Additional File Supp_Doc_CAI Non

Additional File Supp_Doc_CAI.doc
Non-optimal codon usage in the N-terminal region of effectors
The fraction of optimal codon usage was estimated for effectors and compared with
alien cytoplasmic genes (i.e., genes acquired by horizontal gene transfer), non-alien
cytoplasmic genes, and putative Sec substrates.

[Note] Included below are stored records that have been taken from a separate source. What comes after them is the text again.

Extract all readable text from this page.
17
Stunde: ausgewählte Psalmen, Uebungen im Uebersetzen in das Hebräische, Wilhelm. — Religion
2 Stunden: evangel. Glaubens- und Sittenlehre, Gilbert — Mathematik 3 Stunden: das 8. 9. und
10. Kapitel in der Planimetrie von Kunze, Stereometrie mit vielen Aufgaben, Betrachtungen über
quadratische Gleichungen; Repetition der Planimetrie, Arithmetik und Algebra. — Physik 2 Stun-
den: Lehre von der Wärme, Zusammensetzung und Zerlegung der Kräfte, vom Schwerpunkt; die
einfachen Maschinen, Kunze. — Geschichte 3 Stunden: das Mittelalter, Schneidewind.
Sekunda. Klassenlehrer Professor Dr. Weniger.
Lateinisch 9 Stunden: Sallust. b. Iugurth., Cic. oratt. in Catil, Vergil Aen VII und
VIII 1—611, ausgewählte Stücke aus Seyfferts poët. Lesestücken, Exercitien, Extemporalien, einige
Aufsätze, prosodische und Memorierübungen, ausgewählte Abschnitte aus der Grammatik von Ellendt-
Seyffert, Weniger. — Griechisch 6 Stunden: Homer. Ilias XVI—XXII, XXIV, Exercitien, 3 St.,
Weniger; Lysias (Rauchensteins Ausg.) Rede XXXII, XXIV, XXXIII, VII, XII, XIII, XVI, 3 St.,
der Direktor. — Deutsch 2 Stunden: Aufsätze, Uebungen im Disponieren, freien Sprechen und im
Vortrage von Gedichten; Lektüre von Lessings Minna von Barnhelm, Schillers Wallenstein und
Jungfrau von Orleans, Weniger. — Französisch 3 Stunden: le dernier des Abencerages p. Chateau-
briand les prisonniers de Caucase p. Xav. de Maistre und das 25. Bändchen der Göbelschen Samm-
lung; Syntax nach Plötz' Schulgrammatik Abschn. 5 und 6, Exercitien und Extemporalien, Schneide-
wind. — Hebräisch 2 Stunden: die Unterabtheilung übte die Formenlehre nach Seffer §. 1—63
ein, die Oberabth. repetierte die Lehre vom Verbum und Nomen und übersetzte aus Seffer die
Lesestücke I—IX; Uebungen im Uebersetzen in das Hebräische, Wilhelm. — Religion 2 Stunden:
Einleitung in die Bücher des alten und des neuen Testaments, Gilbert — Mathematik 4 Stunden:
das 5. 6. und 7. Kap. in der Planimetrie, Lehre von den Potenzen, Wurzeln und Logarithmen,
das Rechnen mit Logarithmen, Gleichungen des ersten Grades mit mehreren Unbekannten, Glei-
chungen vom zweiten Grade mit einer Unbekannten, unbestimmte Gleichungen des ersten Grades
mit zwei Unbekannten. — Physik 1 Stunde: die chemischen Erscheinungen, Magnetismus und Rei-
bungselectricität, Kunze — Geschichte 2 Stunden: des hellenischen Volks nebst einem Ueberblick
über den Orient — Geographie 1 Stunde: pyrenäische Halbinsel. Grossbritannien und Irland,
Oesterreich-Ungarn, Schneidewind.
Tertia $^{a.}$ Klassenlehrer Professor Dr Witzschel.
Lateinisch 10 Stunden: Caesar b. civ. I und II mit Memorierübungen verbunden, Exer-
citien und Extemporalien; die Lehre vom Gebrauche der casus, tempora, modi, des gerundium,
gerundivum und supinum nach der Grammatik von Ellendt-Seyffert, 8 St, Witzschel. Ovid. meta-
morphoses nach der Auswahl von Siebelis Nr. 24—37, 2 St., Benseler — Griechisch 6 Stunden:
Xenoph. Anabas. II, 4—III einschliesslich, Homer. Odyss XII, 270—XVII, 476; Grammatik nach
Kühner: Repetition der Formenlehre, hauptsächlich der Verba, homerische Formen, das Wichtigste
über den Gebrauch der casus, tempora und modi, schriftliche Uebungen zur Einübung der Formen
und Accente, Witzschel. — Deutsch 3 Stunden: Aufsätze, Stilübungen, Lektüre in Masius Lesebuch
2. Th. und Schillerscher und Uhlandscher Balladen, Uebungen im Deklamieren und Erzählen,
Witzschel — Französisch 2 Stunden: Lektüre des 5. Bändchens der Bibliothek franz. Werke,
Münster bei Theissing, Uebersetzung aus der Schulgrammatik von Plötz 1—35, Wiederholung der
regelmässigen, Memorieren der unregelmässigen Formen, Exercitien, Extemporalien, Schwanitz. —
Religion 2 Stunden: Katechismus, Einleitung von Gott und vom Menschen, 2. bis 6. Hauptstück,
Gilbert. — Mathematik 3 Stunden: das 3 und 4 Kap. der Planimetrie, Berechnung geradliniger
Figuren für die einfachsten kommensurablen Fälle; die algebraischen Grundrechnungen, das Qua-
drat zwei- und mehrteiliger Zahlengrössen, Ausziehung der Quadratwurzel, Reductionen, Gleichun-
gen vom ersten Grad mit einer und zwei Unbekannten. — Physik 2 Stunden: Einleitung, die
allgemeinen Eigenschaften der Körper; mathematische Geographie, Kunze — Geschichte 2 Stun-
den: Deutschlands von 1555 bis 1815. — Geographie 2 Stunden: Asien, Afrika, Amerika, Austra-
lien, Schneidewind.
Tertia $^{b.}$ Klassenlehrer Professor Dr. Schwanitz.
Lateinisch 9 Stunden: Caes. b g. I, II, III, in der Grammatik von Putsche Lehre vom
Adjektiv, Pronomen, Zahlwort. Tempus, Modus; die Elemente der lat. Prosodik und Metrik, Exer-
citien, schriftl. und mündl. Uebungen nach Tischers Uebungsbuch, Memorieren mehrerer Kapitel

The putative alien cytoplasmic genes
were defined as genes with cytoplasmic location prediction by PSORTb3.0 and with GC
content between 0.38 and 0.48, assuming similar distribution of GC content with known
effectors. As for the set of putative Sec substrates, genes were selected for which
subcellular location was predicted or annotated as the outer membrane by PSORTb
version 3.0. The codons showing codon frequencies of less than 0.3 were considered
non-optimal because all amino acids have at least one optimal codon with a frequency
over 0.3 in the dataset of LT2. The codon frequency data used were as annotated in
Esty.cut of EMBOSS 2.6. As shown in the Fig. S2, the fraction of non-optimal codons
of the effector group was higher in the N-terminal region. The set of outer membrane
proteins also showed a similar tendency but had more optimised codons in the
downstream region. Cytoplasmic proteins from proteome and putative alien genes
showed a gradual increase in non-optimal codon usage in the N-terminal region, which
may simply reflect annotation errors regarding TISs. However, these two sets did not
represent a prominent increase in non-optimal codon usage in the N-terminal region as
seen in the putative Sec substrate or known effectors. Hence, this supports our proposal
that the N-terminal codon adaptation index was significantly de-optimized in the
effector group, as described in the main text.
Figure S2 Codon usage in the N-terminal region of effectors is de-optimized.
The sites showing statistically significant difference (Student T-test, p-value ≤ 0.01)
between putative alien cytoplasmic genes and known effectors, are marked by asterisks.